The system is one of government efforts to contain and manage infections among truckers, both local and foreign, either transiting through the country or those terminating journeys in Uganda.
Uganda is the main corridor for cargo traffic destined for Rwanda, South Sudan and the DR Congo and has in the past months recorded an increasing number of cases of truckers testing positive of the coronavirus at its borders.
The system fronted by the country’s private sector and supported by the Health ministry, will be integrated with the already existing Electronic Cargo Tracking System.

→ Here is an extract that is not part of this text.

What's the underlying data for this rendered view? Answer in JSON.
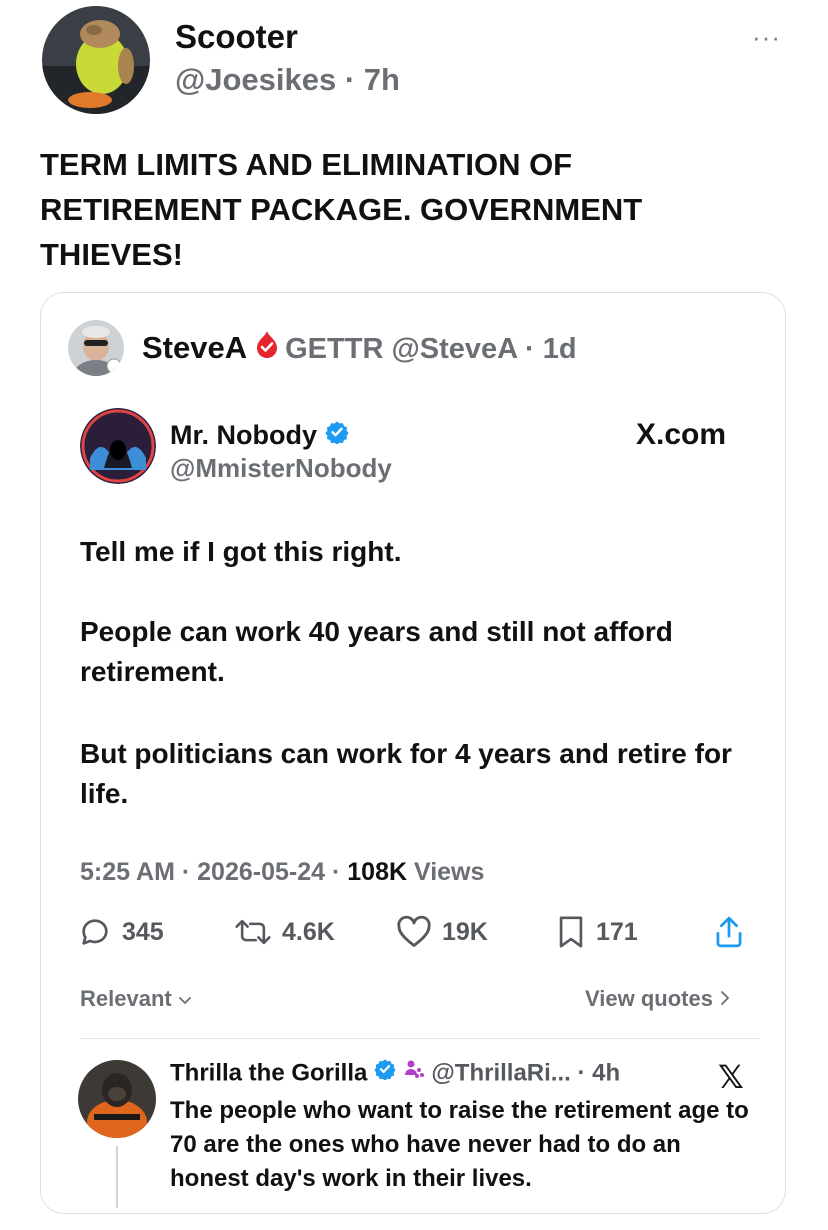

While the Electronic Cargo Tracking System focuses on trade, tax and cargo security, the Journey Management System focuses on drivers’ safety, monitoring and personal conduct within the country.
Authorities have tasked the National Logistics Platform (NLP) under the Private Sector Foundation with implementing the system in Uganda and also ensure that the same is adopted across the region.
Engagement between Kenya, Tanzania and South Sudan over the harmonisation of the system are ongoing albeit at a slow pace.
“The proposed system addresses a couple of issues which include but not limited to tracking and tracing of truck crew members, monitoring their welfare and behaviour on and off the road, timely risk communication and also promotes road safety,” said Dr Merian Sebunya, the chairperson of the NLP said.
She said Uganda is ready to implement the system, but is yet to identify designated resting places for drivers on the different routes across the country. Drivers will be allowed to only stop at these gazetted places.
Under this system, drivers who test negative will have their personal and vehicle details captured for surveillance. Routine tests are being fronted after every fortnight for holders of the certificates.
The certificates will also be accepted in countries across the region, Dr Sebunya said.
It is however not clear how the risk of a driver getting infected shortly after the certificate issuance, days before the next test, will be addressed.